Replies are listed 'Best First'.
Re: STDIN help for a new Perl coder
by ikegami (Patriarch) on Jul 15, 2009 at 16:51 UTC
    You forgot to remove the trailing newline
    chomp( my $dir = <STDIN> );
      Thank you I was not aware of the trailing new line following it... I will read up on chomp.
Re: STDIN help for a new Perl coder
by gwadej (Chaplain) on Jul 15, 2009 at 16:54 UTC

    Look at chomp. That should give you a clue.

    When you have a question about the value of a variable. It's a good idea to print it with delimiters around the value. Not all characters are visible.

    print "[$dir]\n";
    G. Wade

      Thank you, I will look at the delimiters as well to try that out.

Re: STDIN help for a new Perl coder
by kennethk (Abbot) on Jul 15, 2009 at 17:03 UTC
    I see a couple of issues.
    1. You neglected to remove the trailing newline from your input. You can take care of this by chomping the value:

      chomp(my $dir = <STDIN>);

    2. You omitted a semicolon on line 8:

      chdir($dir);

    3. You neglected to declare your variables @files and $file on lines 9 and 10:

      my @files = <$dir/*>; foreach my $file (@files)
    4. You omitted a comma (Comma Operator) from your print statement.
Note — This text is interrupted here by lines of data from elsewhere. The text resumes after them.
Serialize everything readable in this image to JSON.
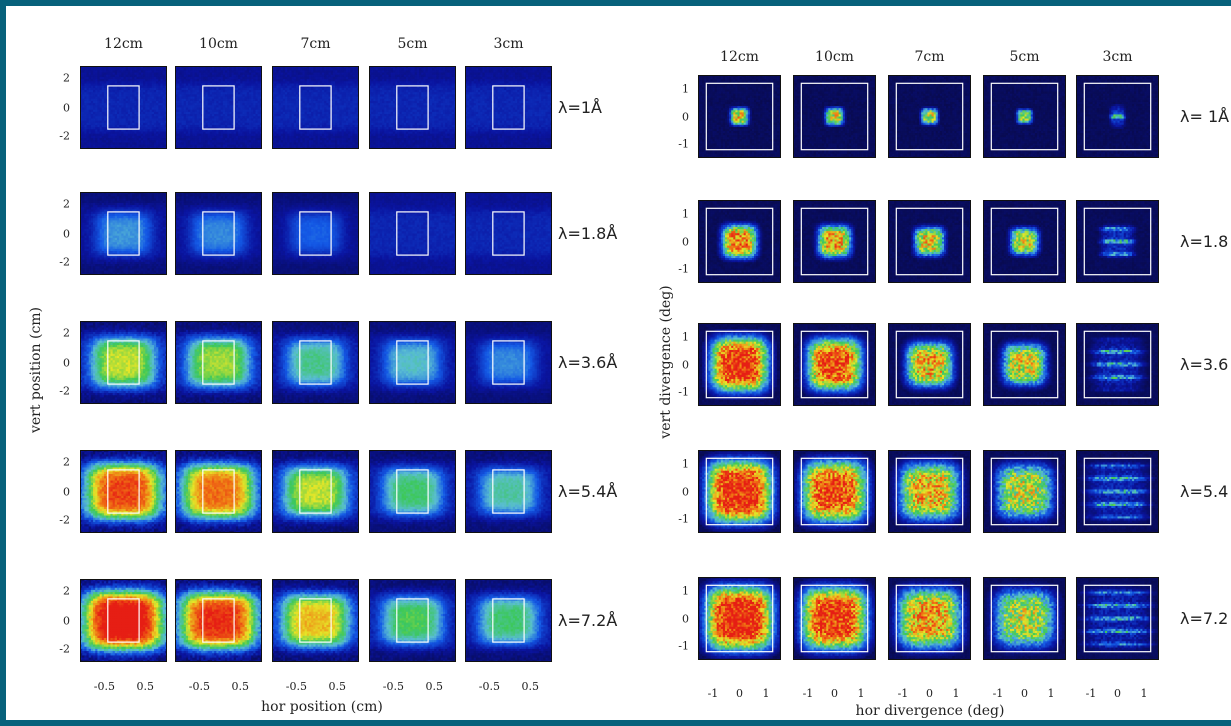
{
  "colors": {
    "frame": "#07617b",
    "background": "#ffffff",
    "panel_bg": "#0a0a3a",
    "box": "#ffffff"
  },
  "chart_data": [
    {
      "type": "heatmap",
      "id": "left",
      "title": "",
      "columns": [
        "12cm",
        "10cm",
        "7cm",
        "5cm",
        "3cm"
      ],
      "rows": [
        "λ=1Å",
        "λ=1.8Å",
        "λ=3.6Å",
        "λ=5.4Å",
        "λ=7.2Å"
      ],
      "xlabel": "hor position (cm)",
      "ylabel": "vert position (cm)",
      "xticks": [
        "-0.5",
        "0.5"
      ],
      "yticks": [
        "2",
        "0",
        "-2"
      ],
      "xlim": [
        -1,
        1
      ],
      "ylim": [
        -3,
        3
      ],
      "intensity": [
        [
          0.16,
          0.15,
          0.14,
          0.13,
          0.12
        ],
        [
          0.3,
          0.28,
          0.22,
          0.18,
          0.14
        ],
        [
          0.58,
          0.55,
          0.42,
          0.36,
          0.28
        ],
        [
          0.82,
          0.76,
          0.58,
          0.45,
          0.4
        ],
        [
          0.95,
          0.86,
          0.66,
          0.48,
          0.45
        ]
      ]
    },
    {
      "type": "heatmap",
      "id": "right",
      "title": "",
      "columns": [
        "12cm",
        "10cm",
        "7cm",
        "5cm",
        "3cm"
      ],
      "rows": [
        "λ= 1Å",
        "λ=1.8",
        "λ=3.6",
        "λ=5.4",
        "λ=7.2"
      ],
      "xlabel": "hor divergence (deg)",
      "ylabel": "vert divergence (deg)",
      "xticks": [
        "-1",
        "0",
        "1"
      ],
      "yticks": [
        "1",
        "0",
        "-1"
      ],
      "xlim": [
        -1.5,
        1.5
      ],
      "ylim": [
        -1.5,
        1.5
      ],
      "intensity": [
        [
          0.6,
          0.58,
          0.56,
          0.54,
          0.45
        ],
        [
          0.72,
          0.68,
          0.62,
          0.58,
          0.4
        ],
        [
          0.85,
          0.8,
          0.66,
          0.6,
          0.35
        ],
        [
          0.86,
          0.8,
          0.66,
          0.56,
          0.35
        ],
        [
          0.88,
          0.82,
          0.68,
          0.55,
          0.32
        ]
      ],
      "spread": [
        [
          0.22,
          0.22,
          0.2,
          0.18,
          0.18
        ],
        [
          0.42,
          0.4,
          0.36,
          0.34,
          0.4
        ],
        [
          0.7,
          0.66,
          0.56,
          0.52,
          0.6
        ],
        [
          0.8,
          0.78,
          0.72,
          0.68,
          0.72
        ],
        [
          0.82,
          0.8,
          0.76,
          0.72,
          0.78
        ]
      ]
    }
  ]
}
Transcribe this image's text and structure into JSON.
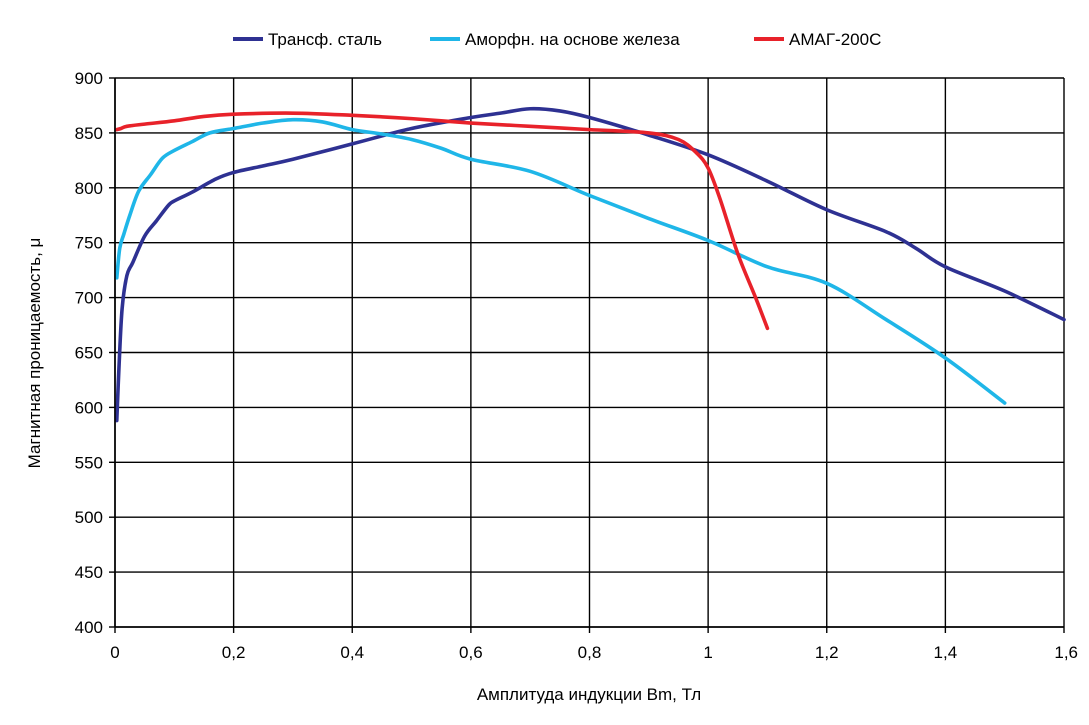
{
  "chart_data": {
    "type": "line",
    "title": "",
    "xlabel": "Амплитуда индукции Bm, Тл",
    "ylabel": "Магнитная проницаемость, μ",
    "xlim": [
      0,
      1.6
    ],
    "ylim": [
      400,
      900
    ],
    "x_ticks": [
      0,
      0.2,
      0.4,
      0.6,
      0.8,
      1,
      1.2,
      1.4,
      1.6
    ],
    "x_tick_labels": [
      "0",
      "0,2",
      "0,4",
      "0,6",
      "0,8",
      "1",
      "1,2",
      "1,4",
      "1,6"
    ],
    "y_ticks": [
      400,
      450,
      500,
      550,
      600,
      650,
      700,
      750,
      800,
      850,
      900
    ],
    "y_tick_labels": [
      "400",
      "450",
      "500",
      "550",
      "600",
      "650",
      "700",
      "750",
      "800",
      "850",
      "900"
    ],
    "grid": true,
    "legend": "top",
    "series": [
      {
        "name": "Трансф. сталь",
        "color": "#2e3192",
        "x": [
          0.003,
          0.007,
          0.012,
          0.02,
          0.03,
          0.05,
          0.07,
          0.09,
          0.1,
          0.13,
          0.17,
          0.2,
          0.25,
          0.3,
          0.4,
          0.5,
          0.6,
          0.65,
          0.7,
          0.75,
          0.8,
          0.9,
          1.0,
          1.1,
          1.2,
          1.3,
          1.35,
          1.4,
          1.5,
          1.6
        ],
        "values": [
          588,
          640,
          690,
          720,
          732,
          756,
          770,
          784,
          788,
          796,
          808,
          814,
          820,
          826,
          840,
          854,
          864,
          868,
          872,
          870,
          864,
          848,
          830,
          806,
          780,
          760,
          745,
          728,
          706,
          680
        ]
      },
      {
        "name": "Аморфн. на основе железа",
        "color": "#1fb6e8",
        "x": [
          0.003,
          0.008,
          0.015,
          0.025,
          0.04,
          0.06,
          0.08,
          0.1,
          0.13,
          0.16,
          0.2,
          0.25,
          0.3,
          0.35,
          0.4,
          0.45,
          0.5,
          0.55,
          0.6,
          0.7,
          0.8,
          0.9,
          1.0,
          1.1,
          1.2,
          1.3,
          1.4,
          1.5
        ],
        "values": [
          718,
          745,
          758,
          775,
          797,
          812,
          827,
          834,
          842,
          850,
          854,
          859,
          862,
          860,
          853,
          849,
          844,
          836,
          826,
          815,
          793,
          772,
          752,
          728,
          713,
          680,
          645,
          604
        ]
      },
      {
        "name": "АМАГ-200С",
        "color": "#e8222a",
        "x": [
          0.003,
          0.01,
          0.02,
          0.05,
          0.1,
          0.15,
          0.2,
          0.3,
          0.4,
          0.5,
          0.6,
          0.7,
          0.8,
          0.9,
          0.95,
          0.98,
          1.0,
          1.02,
          1.05,
          1.08,
          1.1
        ],
        "values": [
          853,
          854,
          856,
          858,
          861,
          865,
          867,
          868,
          866,
          863,
          859,
          856,
          853,
          850,
          844,
          832,
          818,
          790,
          740,
          700,
          672
        ]
      }
    ]
  }
}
Without it, Perl will read that as printing "\n" to the lexical file handle in $file.

      print $file, "\n";

    You also might want to read Markup in the Monastery since you haven't followed site protocol. Rather than using a glob, I'd also use opendir, readdir and closedir to protect yourself from typos and pathological file names.

    #!/usr/bin/perl use strict; use warnings; print "Enter name of directory (fully qualified path): "; chomp(my $dir = <STDIN>); opendir my($dirhandle), $dir or die "No such directory: $dir"; my @files = readdir($dirhandle); closedir($dirhandle); foreach my $file (@files) { print $file, "\n"; }

      Thank you Kennethk, I will look over the Monestary Markup guidelines... I missed that when I originally posted and was not aware of them since this is my first visit.

      I will definitely take your advice. Some of what you mentioned I should no better than to miss, mainly the ; and the declaring of variables but neglected somehow.

      If you happen to know of any good resources for Perl besides Learning Perl the Hard Way or Picking up Perl I would be interested in finding some.

Re: STDIN help for a new Perl coder
by linuxer (Curate) on Jul 15, 2009 at 16:59 UTC

    Welcome here and to Perl.

    If you read User input like that, you must know, that the linebreak will also be stored in your variable. So you must remove it; see chomp for details.

    chomp( my $dir = <STDIN> );

    Each statement should be completed with a ';', your chdir misses one.

    You should check if chdir was successful and do something if it wasn't ($! contains the system's error message).

    chdir( $dir ) or die "$dir: $!\n";

    If you already changed into $dir, you must not specify it again in the glob pattern.

    As you are using strict, you need to declare each new variable. You did it right with $dir, but not with @files.

      Thank you for the advice... I forgot about declaring the @files but will do so. I also was not aware of the linebreak being stored... I did not know Perl did this. I will look into the chomp command.

      I will also add the system error message to the chdir line to give the message like you suggest.